Monday, Jan. 26, 1970
Treasure at Paestum
The Greek temples of Paestum are surrounded by umbrella pines and artichoke fields, and until recently artichokes were the main preoccupation of Farmer Luigi Franco and his son Francesco. Not any more. Last July Francesco broke a plow on what turned out to be the limestone roof of an ancient Lucanian tomb. Such tombs, decorated with the crude paintings of the local tribesmen who made them, have been found before in southern Italy. But this one was different. When excavated by Archaeologist Mario Napoli, superintendent of antiquities for the district of Salerno, the walls of the tomb were found to be covered with accomplished paintings that to Napoli's trained eye, seemed unmistakably Greek.

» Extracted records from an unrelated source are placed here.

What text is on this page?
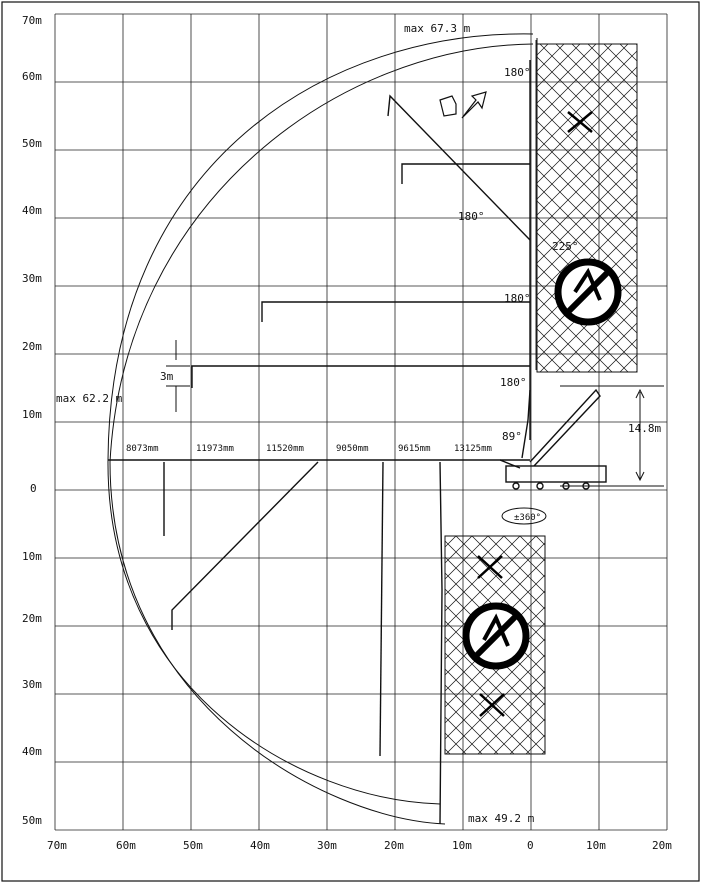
70m
60m
50m
40m
30m
20m
10m
0
10m
20m
30m
40m
50m
70m	60m	50m	40m	30m	20m	10m	0	10m	20m
±360°
14.8m
3m
max 67.3 m
max 62.2 m
max 49.2 m
180°
180°
225°
180°
180°
89°
8073mm	11973mm	11520mm	9050mm	9615mm	13125mm
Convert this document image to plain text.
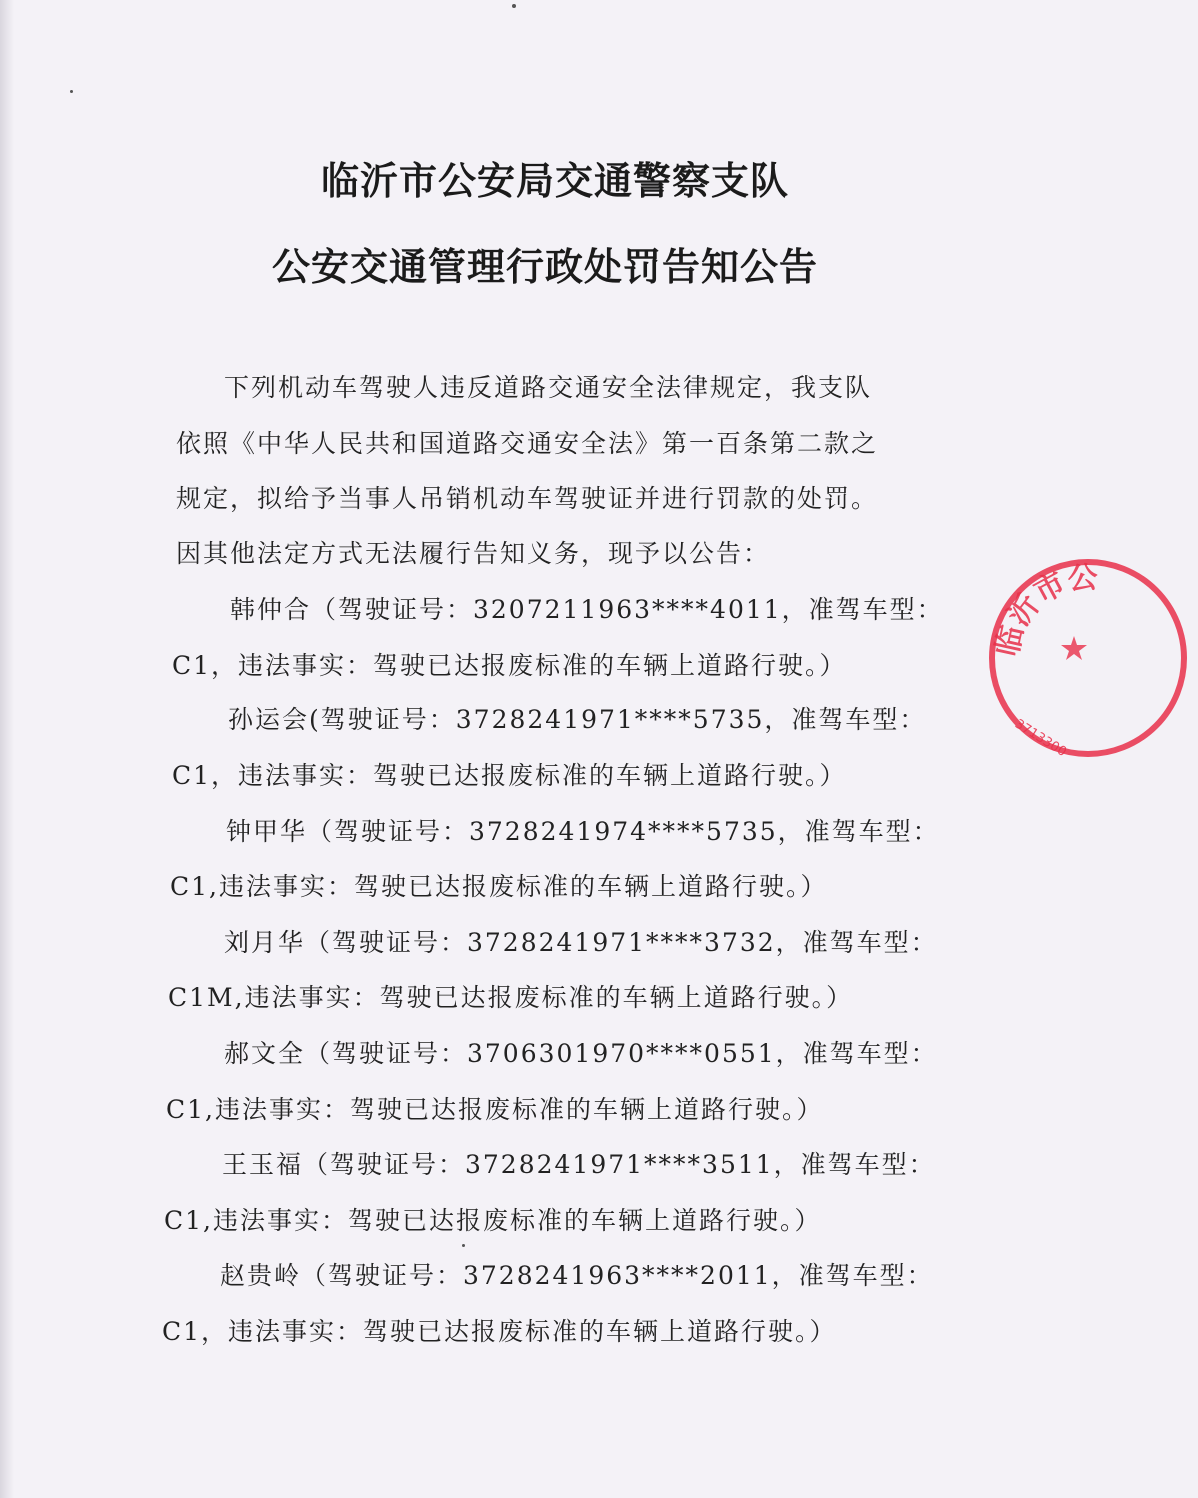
临沂市公安局交通警察支队
公安交通管理行政处罚告知公告
下列机动车驾驶人违反道路交通安全法律规定，我支队
依照《中华人民共和国道路交通安全法》第一百条第二款之
规定，拟给予当事人吊销机动车驾驶证并进行罚款的处罚。
因其他法定方式无法履行告知义务，现予以公告：
韩仲合（驾驶证号：3207211963****4011，准驾车型：
C1，违法事实：驾驶已达报废标准的车辆上道路行驶。）
孙运会(驾驶证号：3728241971****5735，准驾车型：
C1，违法事实：驾驶已达报废标准的车辆上道路行驶。）
钟甲华（驾驶证号：3728241974****5735，准驾车型：
C1,违法事实：驾驶已达报废标准的车辆上道路行驶。）
刘月华（驾驶证号：3728241971****3732，准驾车型：
C1M,违法事实：驾驶已达报废标准的车辆上道路行驶。）
郝文全（驾驶证号：3706301970****0551，准驾车型：
C1,违法事实：驾驶已达报废标准的车辆上道路行驶。）
王玉福（驾驶证号：3728241971****3511，准驾车型：
C1,违法事实：驾驶已达报废标准的车辆上道路行驶。）
赵贵岭（驾驶证号：3728241963****2011，准驾车型：
C1，违法事实：驾驶已达报废标准的车辆上道路行驶。）
临沂市公
3713300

In the next five months, Professor Napoli unearthed 109 individual tombs with 212 painted panels. Many Greek vase paintings have survived from antiquity, and much Roman wall painting is copied from Greek originals. But the Paestum frescoes, in the opinion of many experts, are the only examples of classical Greek wall painting that have yet been found.
Race Problems. Dated by Napoli as belonging to the period 340-320 B.C., the frescoes are elegant compositions of great vitality in the early classical style. Figures seen in profile are enclosed in lines of exquisite purity, then colored with a few flat shades of red, black, green, yellow ochre and terracotta. Professor Napoli believes Greek artists painted them for their Lucanian overlords, who conquered Paestum around 400 B.C. and then fell under the spell of its culture.
Rather than the more familiar mythological subjects of Greek art, the panels depict what appear to be scenes from the lives, deaths and funeral rites of the occupants of the tombs. One, for instance, shows a helmeted warrior seated on a powerful black horse and grasping a banner. He is met by a heavily rouged woman holding a mirror to his face to capture the image of his soul. Another shows a white man with a carefully trimmed beard boxing with a Negro. The black man is getting the worst of the fight, and there is blood on his back. ("The ancients must have had race problems, too," says Napoli.) Six serving women, each with one breast exposed, dance around the bier of their richly dressed mistress--celebrating rather than lamenting her death. In still another panel, two professional soldiers engage in mock combat, flourishing shields and spears.
Saved by Swamp. Oddly enough, Farmer Franco's artichokes helped preserve the 2,300-year-old frescoes from the destruction that has overtaken other Greek mural painting. The Paestum paintings were preserved because its river silted up and turned the area into a malarial swamp. For centuries, moisture seeping into the tombs from the swampy waters kept the paint from drying up and flaking off the stone walls. When the swamps were filled in 1944, the roots of the artichokes continued to keep the tombs moist.